Hi. Vor einiger Zeit habe ich auf DIDIMOS von Leuten gehört, die sich einfach aus der Standardcommunity lösen. Sich wegdestillieren in die untergehende Sonne und so. Vielleicht erinnert sich der eine oder andere an die Meldung: „Immer mehr Menschen melden sich in Deutschland ab, schwingen sich aufs Rad und verschwinden“. Mehr wurde da leider nicht ausgedrückt, nur eben, die Leute verabschieden sich. Finden (hoffentlich) was Schönes, Utopia statt Dystopie (auch wenn’s ja heißt, dann ist das Hier-so echt uncool; warum sonst weg?). Da kam ich auf die Idee, das selbst mal zu versuchen und einen Text darüber zu verfassen; über DIDIMOS, Danke dafür, habe ich eine Community-Punktegarantie fürs Bedingungslose bekommen. Und dann machte ich mich auf den Weg.
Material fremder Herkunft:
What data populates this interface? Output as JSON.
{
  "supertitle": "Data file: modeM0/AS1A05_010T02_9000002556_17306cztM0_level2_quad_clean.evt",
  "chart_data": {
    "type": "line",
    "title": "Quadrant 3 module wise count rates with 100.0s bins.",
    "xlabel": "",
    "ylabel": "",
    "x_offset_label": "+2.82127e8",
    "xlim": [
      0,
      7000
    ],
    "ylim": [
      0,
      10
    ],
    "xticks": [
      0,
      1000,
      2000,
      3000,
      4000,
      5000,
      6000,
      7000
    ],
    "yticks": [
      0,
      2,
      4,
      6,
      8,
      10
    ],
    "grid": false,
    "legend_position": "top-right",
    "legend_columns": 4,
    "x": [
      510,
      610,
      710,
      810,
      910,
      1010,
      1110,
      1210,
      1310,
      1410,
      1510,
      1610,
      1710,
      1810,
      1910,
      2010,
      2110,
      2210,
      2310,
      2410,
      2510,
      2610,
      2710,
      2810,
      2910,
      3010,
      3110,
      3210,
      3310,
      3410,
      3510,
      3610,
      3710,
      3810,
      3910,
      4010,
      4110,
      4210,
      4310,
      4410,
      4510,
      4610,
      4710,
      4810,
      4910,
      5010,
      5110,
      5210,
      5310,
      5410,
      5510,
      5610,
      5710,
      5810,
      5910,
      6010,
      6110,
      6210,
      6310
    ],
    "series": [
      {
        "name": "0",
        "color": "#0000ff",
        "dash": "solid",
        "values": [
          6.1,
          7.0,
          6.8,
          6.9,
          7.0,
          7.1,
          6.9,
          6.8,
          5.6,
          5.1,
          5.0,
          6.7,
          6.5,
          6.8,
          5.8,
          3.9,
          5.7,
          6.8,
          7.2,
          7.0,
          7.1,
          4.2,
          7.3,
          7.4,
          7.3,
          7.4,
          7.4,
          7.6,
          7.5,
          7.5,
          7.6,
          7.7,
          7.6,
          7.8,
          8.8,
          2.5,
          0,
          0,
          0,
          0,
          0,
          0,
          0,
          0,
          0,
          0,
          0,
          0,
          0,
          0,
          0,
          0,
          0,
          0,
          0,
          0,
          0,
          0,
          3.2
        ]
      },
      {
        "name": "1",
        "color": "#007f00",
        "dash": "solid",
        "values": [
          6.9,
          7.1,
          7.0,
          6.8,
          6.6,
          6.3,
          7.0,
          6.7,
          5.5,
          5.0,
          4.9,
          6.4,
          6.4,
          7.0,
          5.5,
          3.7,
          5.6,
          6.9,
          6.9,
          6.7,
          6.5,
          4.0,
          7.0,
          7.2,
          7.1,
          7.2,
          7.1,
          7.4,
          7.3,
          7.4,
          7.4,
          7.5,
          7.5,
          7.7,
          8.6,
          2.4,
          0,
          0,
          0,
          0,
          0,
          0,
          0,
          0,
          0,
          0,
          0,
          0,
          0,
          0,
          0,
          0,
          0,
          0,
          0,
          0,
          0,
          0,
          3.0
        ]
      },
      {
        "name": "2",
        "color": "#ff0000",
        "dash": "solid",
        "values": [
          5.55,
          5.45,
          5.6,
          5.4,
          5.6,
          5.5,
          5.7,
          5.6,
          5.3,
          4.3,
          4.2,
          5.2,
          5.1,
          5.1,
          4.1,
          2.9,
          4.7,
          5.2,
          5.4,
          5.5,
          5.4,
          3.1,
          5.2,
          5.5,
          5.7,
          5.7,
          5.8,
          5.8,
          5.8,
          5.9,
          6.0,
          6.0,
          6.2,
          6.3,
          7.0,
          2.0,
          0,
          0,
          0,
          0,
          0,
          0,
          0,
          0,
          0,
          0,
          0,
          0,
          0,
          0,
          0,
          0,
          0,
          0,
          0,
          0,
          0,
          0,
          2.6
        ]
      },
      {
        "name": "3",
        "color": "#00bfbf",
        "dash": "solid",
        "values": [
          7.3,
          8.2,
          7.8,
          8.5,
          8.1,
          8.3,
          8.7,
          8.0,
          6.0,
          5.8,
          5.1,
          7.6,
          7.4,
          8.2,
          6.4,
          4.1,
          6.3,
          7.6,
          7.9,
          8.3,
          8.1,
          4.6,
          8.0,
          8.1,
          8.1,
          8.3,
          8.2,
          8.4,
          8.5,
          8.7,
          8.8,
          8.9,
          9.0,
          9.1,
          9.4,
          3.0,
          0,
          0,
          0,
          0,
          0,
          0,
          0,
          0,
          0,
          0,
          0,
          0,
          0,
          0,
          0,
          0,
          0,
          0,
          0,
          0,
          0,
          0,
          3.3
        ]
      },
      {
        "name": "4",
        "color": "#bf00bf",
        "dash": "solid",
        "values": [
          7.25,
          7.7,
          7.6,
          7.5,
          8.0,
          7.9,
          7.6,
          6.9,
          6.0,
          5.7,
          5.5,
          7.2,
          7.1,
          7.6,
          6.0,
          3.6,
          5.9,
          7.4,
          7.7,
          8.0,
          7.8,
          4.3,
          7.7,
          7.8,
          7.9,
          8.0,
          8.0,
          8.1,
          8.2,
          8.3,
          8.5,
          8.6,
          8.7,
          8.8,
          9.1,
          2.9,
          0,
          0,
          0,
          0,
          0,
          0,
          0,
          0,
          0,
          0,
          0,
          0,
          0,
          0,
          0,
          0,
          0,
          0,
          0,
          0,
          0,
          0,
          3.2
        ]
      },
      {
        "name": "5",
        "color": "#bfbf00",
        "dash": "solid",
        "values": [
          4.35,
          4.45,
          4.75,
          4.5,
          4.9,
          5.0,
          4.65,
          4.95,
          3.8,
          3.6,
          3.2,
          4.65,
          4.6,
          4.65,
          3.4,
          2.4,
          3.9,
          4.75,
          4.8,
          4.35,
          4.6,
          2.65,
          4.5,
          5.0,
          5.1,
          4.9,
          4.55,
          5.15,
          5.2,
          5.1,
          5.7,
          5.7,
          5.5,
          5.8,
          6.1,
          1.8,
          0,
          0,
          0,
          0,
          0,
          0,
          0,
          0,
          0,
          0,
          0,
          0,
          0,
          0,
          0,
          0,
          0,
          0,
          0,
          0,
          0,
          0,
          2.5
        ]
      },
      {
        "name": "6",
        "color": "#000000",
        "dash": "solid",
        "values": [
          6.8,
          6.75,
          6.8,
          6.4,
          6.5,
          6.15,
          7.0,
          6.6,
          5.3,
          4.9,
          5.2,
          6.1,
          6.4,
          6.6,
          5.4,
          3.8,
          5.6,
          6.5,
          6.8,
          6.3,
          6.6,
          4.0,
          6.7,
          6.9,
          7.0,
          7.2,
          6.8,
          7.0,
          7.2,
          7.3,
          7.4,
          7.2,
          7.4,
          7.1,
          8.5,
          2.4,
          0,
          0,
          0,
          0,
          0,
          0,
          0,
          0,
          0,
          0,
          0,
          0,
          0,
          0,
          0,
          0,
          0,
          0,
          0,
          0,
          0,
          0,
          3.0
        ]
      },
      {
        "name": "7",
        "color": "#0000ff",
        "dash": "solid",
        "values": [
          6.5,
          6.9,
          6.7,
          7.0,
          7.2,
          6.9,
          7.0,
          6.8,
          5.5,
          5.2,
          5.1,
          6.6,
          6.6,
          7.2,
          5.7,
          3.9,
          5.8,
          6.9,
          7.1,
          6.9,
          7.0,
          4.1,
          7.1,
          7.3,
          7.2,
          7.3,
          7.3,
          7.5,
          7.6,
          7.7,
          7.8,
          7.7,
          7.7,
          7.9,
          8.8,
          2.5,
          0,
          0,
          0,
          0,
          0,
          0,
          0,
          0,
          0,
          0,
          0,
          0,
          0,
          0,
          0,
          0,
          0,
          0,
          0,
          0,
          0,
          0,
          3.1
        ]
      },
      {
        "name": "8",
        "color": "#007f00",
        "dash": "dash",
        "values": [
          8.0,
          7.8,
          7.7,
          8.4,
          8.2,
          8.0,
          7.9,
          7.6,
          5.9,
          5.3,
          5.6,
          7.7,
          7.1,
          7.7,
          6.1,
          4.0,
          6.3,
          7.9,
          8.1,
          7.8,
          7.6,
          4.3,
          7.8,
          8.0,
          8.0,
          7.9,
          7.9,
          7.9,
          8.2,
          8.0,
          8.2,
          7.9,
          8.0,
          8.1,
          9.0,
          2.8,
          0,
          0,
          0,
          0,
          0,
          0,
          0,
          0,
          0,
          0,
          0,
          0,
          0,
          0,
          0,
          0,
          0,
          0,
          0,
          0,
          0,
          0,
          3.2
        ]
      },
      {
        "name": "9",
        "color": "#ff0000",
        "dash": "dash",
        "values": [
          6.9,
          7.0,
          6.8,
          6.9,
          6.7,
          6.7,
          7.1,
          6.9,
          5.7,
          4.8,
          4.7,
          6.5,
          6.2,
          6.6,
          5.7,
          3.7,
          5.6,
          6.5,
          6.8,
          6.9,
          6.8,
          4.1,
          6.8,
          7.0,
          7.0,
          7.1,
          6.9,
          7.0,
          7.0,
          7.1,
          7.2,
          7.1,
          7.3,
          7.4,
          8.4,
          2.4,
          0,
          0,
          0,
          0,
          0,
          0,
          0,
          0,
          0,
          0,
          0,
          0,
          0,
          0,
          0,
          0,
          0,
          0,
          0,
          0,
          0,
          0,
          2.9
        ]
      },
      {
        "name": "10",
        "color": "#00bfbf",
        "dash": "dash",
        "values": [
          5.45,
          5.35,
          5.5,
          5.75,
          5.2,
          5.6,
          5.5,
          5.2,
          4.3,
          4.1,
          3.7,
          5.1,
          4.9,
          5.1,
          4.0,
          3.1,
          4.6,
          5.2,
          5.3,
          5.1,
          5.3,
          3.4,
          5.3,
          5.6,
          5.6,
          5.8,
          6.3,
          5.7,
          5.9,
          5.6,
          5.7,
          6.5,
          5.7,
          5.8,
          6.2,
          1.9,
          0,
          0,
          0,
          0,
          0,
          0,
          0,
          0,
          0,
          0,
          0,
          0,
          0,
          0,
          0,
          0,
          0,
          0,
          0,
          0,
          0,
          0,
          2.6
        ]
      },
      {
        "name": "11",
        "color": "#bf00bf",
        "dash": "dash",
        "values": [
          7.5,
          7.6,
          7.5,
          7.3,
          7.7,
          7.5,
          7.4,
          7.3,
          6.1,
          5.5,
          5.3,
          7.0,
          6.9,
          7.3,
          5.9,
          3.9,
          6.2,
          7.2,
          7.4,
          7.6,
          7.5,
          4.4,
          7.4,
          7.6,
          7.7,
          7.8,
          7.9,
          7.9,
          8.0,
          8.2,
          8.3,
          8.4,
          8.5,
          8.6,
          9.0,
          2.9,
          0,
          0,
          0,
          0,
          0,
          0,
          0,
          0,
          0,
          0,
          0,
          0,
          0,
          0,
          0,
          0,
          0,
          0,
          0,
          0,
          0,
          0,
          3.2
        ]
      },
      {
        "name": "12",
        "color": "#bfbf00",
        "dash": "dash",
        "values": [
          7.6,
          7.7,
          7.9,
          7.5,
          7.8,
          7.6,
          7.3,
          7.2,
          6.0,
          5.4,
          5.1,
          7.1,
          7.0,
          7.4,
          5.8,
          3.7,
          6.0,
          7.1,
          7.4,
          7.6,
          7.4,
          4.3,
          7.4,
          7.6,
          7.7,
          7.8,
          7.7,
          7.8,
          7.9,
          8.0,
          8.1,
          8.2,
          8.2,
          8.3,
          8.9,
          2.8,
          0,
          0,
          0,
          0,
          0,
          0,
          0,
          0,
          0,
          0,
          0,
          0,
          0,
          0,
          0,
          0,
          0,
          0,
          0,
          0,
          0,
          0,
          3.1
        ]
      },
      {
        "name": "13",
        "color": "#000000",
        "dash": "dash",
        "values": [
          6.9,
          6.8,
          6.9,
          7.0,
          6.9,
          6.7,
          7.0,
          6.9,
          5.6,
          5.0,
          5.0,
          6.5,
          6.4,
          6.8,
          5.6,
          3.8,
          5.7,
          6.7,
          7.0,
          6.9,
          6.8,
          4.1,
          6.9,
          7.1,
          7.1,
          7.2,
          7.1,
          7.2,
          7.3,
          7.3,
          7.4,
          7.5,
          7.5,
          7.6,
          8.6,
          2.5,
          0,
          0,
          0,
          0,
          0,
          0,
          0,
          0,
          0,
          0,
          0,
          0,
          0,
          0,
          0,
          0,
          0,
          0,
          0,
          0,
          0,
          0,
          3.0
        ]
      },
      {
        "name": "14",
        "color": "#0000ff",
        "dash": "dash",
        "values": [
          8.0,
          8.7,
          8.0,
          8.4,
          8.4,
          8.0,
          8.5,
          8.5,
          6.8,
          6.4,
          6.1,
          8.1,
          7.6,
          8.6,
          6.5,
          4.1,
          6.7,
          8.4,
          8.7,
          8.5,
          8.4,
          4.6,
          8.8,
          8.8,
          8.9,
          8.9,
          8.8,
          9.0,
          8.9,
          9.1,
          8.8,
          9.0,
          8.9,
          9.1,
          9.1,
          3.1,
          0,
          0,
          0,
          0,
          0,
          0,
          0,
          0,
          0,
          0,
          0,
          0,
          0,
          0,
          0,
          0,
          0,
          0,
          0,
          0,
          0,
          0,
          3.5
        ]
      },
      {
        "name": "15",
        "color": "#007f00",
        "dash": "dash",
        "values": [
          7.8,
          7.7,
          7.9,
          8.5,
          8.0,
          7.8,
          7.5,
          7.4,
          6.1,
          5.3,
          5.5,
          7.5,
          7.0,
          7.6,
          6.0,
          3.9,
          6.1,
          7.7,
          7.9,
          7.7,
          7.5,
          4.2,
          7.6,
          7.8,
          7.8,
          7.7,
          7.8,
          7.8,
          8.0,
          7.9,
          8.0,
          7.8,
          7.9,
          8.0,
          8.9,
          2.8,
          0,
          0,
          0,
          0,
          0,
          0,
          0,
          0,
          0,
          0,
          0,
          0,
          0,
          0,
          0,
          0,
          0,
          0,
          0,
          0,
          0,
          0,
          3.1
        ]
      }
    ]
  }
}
Es war ein Sonntag im Sommer, als ich mich aufs Rad schwang. Auf ein echtes Oldschool-Teil, ohne Elektro und so. Ich trat einfach in die Pedale, aber schon mit einem Ziel, gebe ich zu. Für die erste Woche hatte mein Assist eine Reihe billiger Unterkunftsangebote für mich aufgereiht. Zuerst war ich zwei Tage auf Ernte in Brandenburg. Dann hatte ich Zeltplätze reserviert. Ich traf viele Leute, auch solche, die beispielsweise in Mobilwohnungen leben. Die waren schon etwas anders. Aber sie alle hatten Immobrillen und so, einer davon bezeichnete sich als „Randerscheinung“, aber irgendwie wirkte er nicht, als wolle er „fort“, oder „etwas anders machen“. Er hatte irgendwie einen Platz in der Gemeinschaft, in seiner Community, im Staat oder so. Es gab jede Menge Sportos. Ich wurde von so manchem Radschwarm überholt, alle in Funktionsschale geschmissen. Die traf ich, wenn ich in einer Radstation anhielt oder mal übernachtete. Einmal sprach ich mit einer Firmenleiterin, die sagte, sie fände zu sich, wenn sie so unterwegs ist. Aber sie und alle die anderen gingen ja auch wieder zurück. Von den oben erwähnten „Wegfahrery“ keine Spur.
Ich radelte also weiter durch den Sommer und in den Herbst hinein. Ich gebe zu, irgendwann vergaß ich meine Mission. Die vorgeschossenen Community-Credits für den Artikel waren längst aufgebraucht, das Ergebnis angemahnt und aufgeschoben, aber ich konnte gelegentlich für ein paar Credits helfen, blieb auch mal eine Woche irgendwann, ich schlug mich durch und ließ die Welt eine gute Bühne sein. Nutzte meine Ontime nur noch, um mich mit dem nötigsten Infos zu versorgen, blickte in den Himmel und genoss, vielleicht zum ersten Mal in meinem Leben, Wolken, Wälder und Wege, einfach so. Ich vergaß Didimos, Krisen und zuerst auch den dann nahenden Winter. So fand ich mich im Spätherbst in der Sumava wieder, mit dem Gedanken, die Burg Rabi zu besuchen, von der ich einiges gehört hatte. Auch gab es in der Gegend eine Community, die für die kalte Zeit Altenbetreuery mit/ohne Ausbildung suchte und Unterkünfte anboten. Vielleicht war ich fast glücklich, jedenfalls fühlte ich mich befreit. Ohne mich mit dem Schreiben mehr als nur flüchtig zu beschäftigen ist mir, da ich dies nun niederschreibe, klar, ein solcher Zustand ist ein geeigneter Plotpunkt für eine Katastrophe. Meine Kette riss mit einem lauten Pa-Pong.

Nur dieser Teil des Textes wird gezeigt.